Hurd’s peppery, flavourful bunches come complete with long, thick stalks, which are absent from the bagged, pre-washed product that makes up most of the supermarket supply, and they take more than twice as long to develop. Hurd plants from seed in a dry open bed lined with “scalpings” of Mendip stone, covered with an inch of riverbed sand and topped with gravel. “After two or three weeks the water trickles in, and more is added as the plants grow bigger. Mass-produced watercress is cut and washed by machine, but ours, which is left to grow longer, has to be harvested by hand,” he says.

While Hurd’s own sales are up 15 per cent year on year at Waitrose, bags of pre-washed watercress are doing even better, showing an astonishing 35 per cent rise. Victoria Hughes, salad buyer at Sainsbury’s, which only sells bags of watercress, but claims to be unique in that the leaves are washed in spring water with no chlorine added, says: “We have done bunches in the past, but customers prefer the bagged watercress; it keeps fresher for longer and is more convenient.” Although Sainsbury’s has had a 30 per cent rise in sales of bags over the last year, for the foodies who like their watercress with stalks, they will start selling “living” watercress in a pot in the summer.

On 16 May, the Georgian market town of Alresford in Hampshire will host what has become an annual celebration of the watercress boom in its heartland. The Watercress Line, now a nostalgic remnant of the steam era, is a train line which was built to run from the town through Dorset, which is also an area of intensive production of the crop, so that farmers who had moved out from the Home Counties could quickly get the highly perishable crop to the west and north of the country, where it was most popular.

The Watercress Festival, which kicks off National Watercress Week, will feature farm tours, food stalls and, naturally, a world watercress-eating championship. In case you were wondering, products on offer will range from watercress houmus, scones and crêpes to the somewhat less credible watercress Pimm’s. It’s almost a relief that watercress chocolates, once a festival staple, have now gone out of production.

Facts, recipes and festival information at


* Chopping watercress and eating it raw is the |best way to release the peppery mustard oil. Try mixing it with chopped tomatoes and a pinch of sea salt or hard-boiled eggs mashed up with mayonnaise.

* Watercress soup can be sublime, but it’s vital to use enough of the main ingredient – use at least one bag of watercress for every two people – and plenty of potatoes to add body. For a great recipe, visit, where blending in diced pear is recommended for a chilled version.

* Watercress and orange salad makes a great accompaniment to crispy roast duck.

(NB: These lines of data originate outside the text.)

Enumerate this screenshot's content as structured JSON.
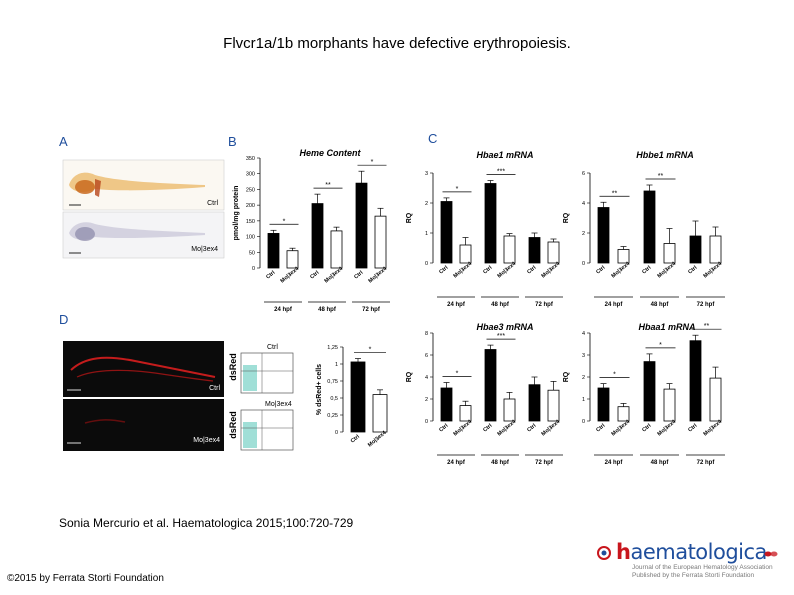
{
  "slide": {
    "title": "Flvcr1a/1b morphants have defective erythropoiesis.",
    "citation": "Sonia Mercurio et al. Haematologica 2015;100:720-729",
    "copyright": "©2015 by Ferrata Storti Foundation"
  },
  "logo": {
    "word_h": "h",
    "word_rest": "aematologica",
    "line1": "Journal of the European Hematology Association",
    "line2": "Published by the Ferrata Storti Foundation"
  },
  "panels": {
    "A": {
      "letter": "A",
      "ctrl": "Ctrl",
      "mo": "Mo|3ex4"
    },
    "B": {
      "letter": "B",
      "title": "Heme Content",
      "ylabel": "pmol/mg protein"
    },
    "C": {
      "letter": "C",
      "titles": [
        "Hbae1 mRNA",
        "Hbbe1 mRNA",
        "Hbae3 mRNA",
        "Hbaa1 mRNA"
      ],
      "ylabel": "RQ"
    },
    "D": {
      "letter": "D",
      "ctrl": "Ctrl",
      "mo": "Mo|3ex4",
      "flow_ylabel": "dsRed",
      "flow_ctrl": "Ctrl",
      "flow_mo": "Mo|3ex4",
      "bar_ylabel": "% dsRed+ cells"
    }
  },
  "chart_data": [
    {
      "id": "B",
      "type": "bar",
      "title": "Heme Content",
      "xlabel": "",
      "ylabel": "pmol/mg protein",
      "ylim": [
        0,
        350
      ],
      "yticks": [
        "0",
        "50",
        "100",
        "150",
        "200",
        "250",
        "300",
        "350"
      ],
      "categories": [
        "Ctrl",
        "Mo|3ex4",
        "Ctrl",
        "Mo|3ex4",
        "Ctrl",
        "Mo|3ex4"
      ],
      "groups": [
        "24 hpf",
        "48 hpf",
        "72 hpf"
      ],
      "values": [
        110,
        55,
        205,
        118,
        270,
        165
      ],
      "errors": [
        10,
        8,
        30,
        12,
        38,
        25
      ],
      "significance": [
        "*",
        "**",
        "*"
      ]
    },
    {
      "id": "C1",
      "type": "bar",
      "title": "Hbae1 mRNA",
      "xlabel": "",
      "ylabel": "RQ",
      "ylim": [
        0,
        3
      ],
      "yticks": [
        "0",
        "1",
        "2",
        "3"
      ],
      "categories": [
        "Ctrl",
        "Mo|3ex4",
        "Ctrl",
        "Mo|3ex4",
        "Ctrl",
        "Mo|3ex4"
      ],
      "groups": [
        "24 hpf",
        "48 hpf",
        "72 hpf"
      ],
      "values": [
        2.05,
        0.6,
        2.65,
        0.9,
        0.85,
        0.7
      ],
      "errors": [
        0.12,
        0.25,
        0.1,
        0.08,
        0.15,
        0.1
      ],
      "significance": [
        "*",
        "***",
        ""
      ]
    },
    {
      "id": "C2",
      "type": "bar",
      "title": "Hbbe1 mRNA",
      "xlabel": "",
      "ylabel": "RQ",
      "ylim": [
        0,
        6
      ],
      "yticks": [
        "0",
        "2",
        "4",
        "6"
      ],
      "categories": [
        "Ctrl",
        "Mo|3ex4",
        "Ctrl",
        "Mo|3ex4",
        "Ctrl",
        "Mo|3ex4"
      ],
      "groups": [
        "24 hpf",
        "48 hpf",
        "72 hpf"
      ],
      "values": [
        3.7,
        0.9,
        4.8,
        1.3,
        1.8,
        1.8
      ],
      "errors": [
        0.35,
        0.2,
        0.4,
        1.0,
        1.0,
        0.6
      ],
      "significance": [
        "**",
        "**",
        ""
      ]
    },
    {
      "id": "C3",
      "type": "bar",
      "title": "Hbae3 mRNA",
      "xlabel": "",
      "ylabel": "RQ",
      "ylim": [
        0,
        8
      ],
      "yticks": [
        "0",
        "2",
        "4",
        "6",
        "8"
      ],
      "categories": [
        "Ctrl",
        "Mo|3ex4",
        "Ctrl",
        "Mo|3ex4",
        "Ctrl",
        "Mo|3ex4"
      ],
      "groups": [
        "24 hpf",
        "48 hpf",
        "72 hpf"
      ],
      "values": [
        3.0,
        1.4,
        6.5,
        2.0,
        3.3,
        2.8
      ],
      "errors": [
        0.5,
        0.4,
        0.4,
        0.6,
        0.7,
        0.8
      ],
      "significance": [
        "*",
        "***",
        ""
      ]
    },
    {
      "id": "C4",
      "type": "bar",
      "title": "Hbaa1 mRNA",
      "xlabel": "",
      "ylabel": "RQ",
      "ylim": [
        0,
        4
      ],
      "yticks": [
        "0",
        "1",
        "2",
        "3",
        "4"
      ],
      "categories": [
        "Ctrl",
        "Mo|3ex4",
        "Ctrl",
        "Mo|3ex4",
        "Ctrl",
        "Mo|3ex4"
      ],
      "groups": [
        "24 hpf",
        "48 hpf",
        "72 hpf"
      ],
      "values": [
        1.5,
        0.65,
        2.7,
        1.45,
        3.65,
        1.95
      ],
      "errors": [
        0.2,
        0.15,
        0.35,
        0.25,
        0.25,
        0.5
      ],
      "significance": [
        "*",
        "*",
        "**"
      ]
    },
    {
      "id": "D",
      "type": "bar",
      "title": "",
      "xlabel": "",
      "ylabel": "% dsRed+ cells",
      "ylim": [
        0,
        1.25
      ],
      "yticks": [
        "0",
        "0,25",
        "0,5",
        "0,75",
        "1",
        "1,25"
      ],
      "categories": [
        "Ctrl",
        "Mo|3ex4"
      ],
      "groups": [],
      "values": [
        1.03,
        0.55
      ],
      "errors": [
        0.05,
        0.07
      ],
      "significance": [
        "*"
      ]
    }
  ],
  "colors": {
    "ctrl_bar": "#000000",
    "mo_bar": "#ffffff",
    "heading": "#1f4e9c",
    "brand_red": "#c8161d"
  }
}
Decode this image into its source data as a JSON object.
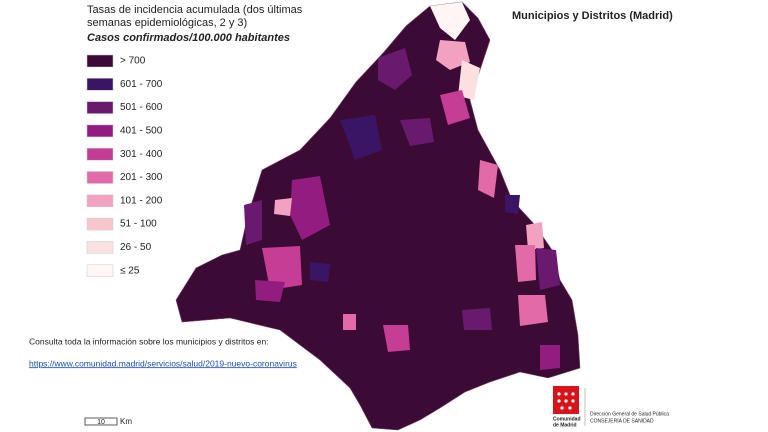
{
  "header": {
    "title_lines": [
      "Tasas de incidencia acumulada (dos últimas",
      "semanas epidemiológicas, 2 y 3)"
    ],
    "subtitle": "Casos confirmados/100.000 habitantes"
  },
  "legend": {
    "items": [
      {
        "label": "> 700",
        "color": "#3b0a35"
      },
      {
        "label": "601 - 700",
        "color": "#3a1565"
      },
      {
        "label": "501 - 600",
        "color": "#6a1a6e"
      },
      {
        "label": "401 - 500",
        "color": "#921c80"
      },
      {
        "label": "301 - 400",
        "color": "#c53d95"
      },
      {
        "label": "201 - 300",
        "color": "#e26aa8"
      },
      {
        "label": "101 - 200",
        "color": "#f2a2c0"
      },
      {
        "label": "51 - 100",
        "color": "#f7c6cc"
      },
      {
        "label": "26 - 50",
        "color": "#fbe0e1"
      },
      {
        "label": "≤ 25",
        "color": "#fdf6f4"
      }
    ]
  },
  "map_title": "Municipios y Distritos (Madrid)",
  "info": {
    "text": "Consulta toda la información sobre los municipios y distritos en:",
    "link": "https://www.comunidad.madrid/servicios/salud/2019-nuevo-coronavirus"
  },
  "scale": {
    "value": "10",
    "unit": "Km"
  },
  "logo": {
    "name_lines": [
      "Comunidad",
      "de Madrid"
    ],
    "dept_lines": [
      "Dirección General de Salud Pública",
      "CONSEJERÍA DE SANIDAD"
    ]
  }
}
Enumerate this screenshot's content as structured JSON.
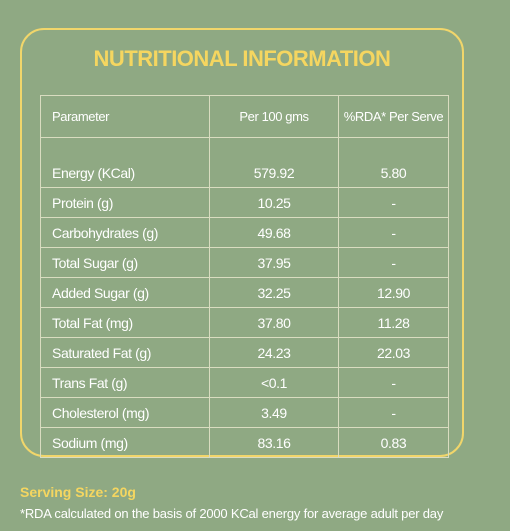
{
  "header": {
    "title": "NUTRITIONAL INFORMATION"
  },
  "table": {
    "columns": [
      "Parameter",
      "Per 100 gms",
      "%RDA* Per Serve"
    ],
    "rows": [
      [
        "Energy (KCal)",
        "579.92",
        "5.80"
      ],
      [
        "Protein (g)",
        "10.25",
        "-"
      ],
      [
        "Carbohydrates (g)",
        "49.68",
        "-"
      ],
      [
        "Total Sugar (g)",
        "37.95",
        "-"
      ],
      [
        "Added Sugar (g)",
        "32.25",
        "12.90"
      ],
      [
        "Total Fat (mg)",
        "37.80",
        "11.28"
      ],
      [
        "Saturated Fat (g)",
        "24.23",
        "22.03"
      ],
      [
        "Trans Fat (g)",
        "<0.1",
        "-"
      ],
      [
        "Cholesterol (mg)",
        "3.49",
        "-"
      ],
      [
        "Sodium (mg)",
        "83.16",
        "0.83"
      ]
    ]
  },
  "footer": {
    "serving_size": "Serving Size: 20g",
    "note": "*RDA calculated on the basis of 2000 KCal energy for average adult per day"
  }
}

* Incorporate into a salad mix; Waitrose’s ready-made combination of red watercress, rocket and spinach is particularly flavourful.

* Watercress chopped into creme fraiche diluted with a little double cream makes a sublime sauce for fish, particularly salmon.

* Give a steak a typically French flavour by garnishing with plenty of watercress – and follow the Gallic habit of serving roasts on a bed of it to mop up the meaty juices.

* Try the natural affinity of watercress with oriental flavours of soy, ginger and chilli by chopping it roughly into a stir-fry or garnishing cold sliced beef to be served with a Thai dipping sauce.

* Follow the lead of the Maori people and add the thickest stalks from bunches of watercress to enrich stews.

* Take a leaf out of John Hurd’s book – the grower consumes it raw twice a day, mixed with tomatoes, radishes and red or spring onions.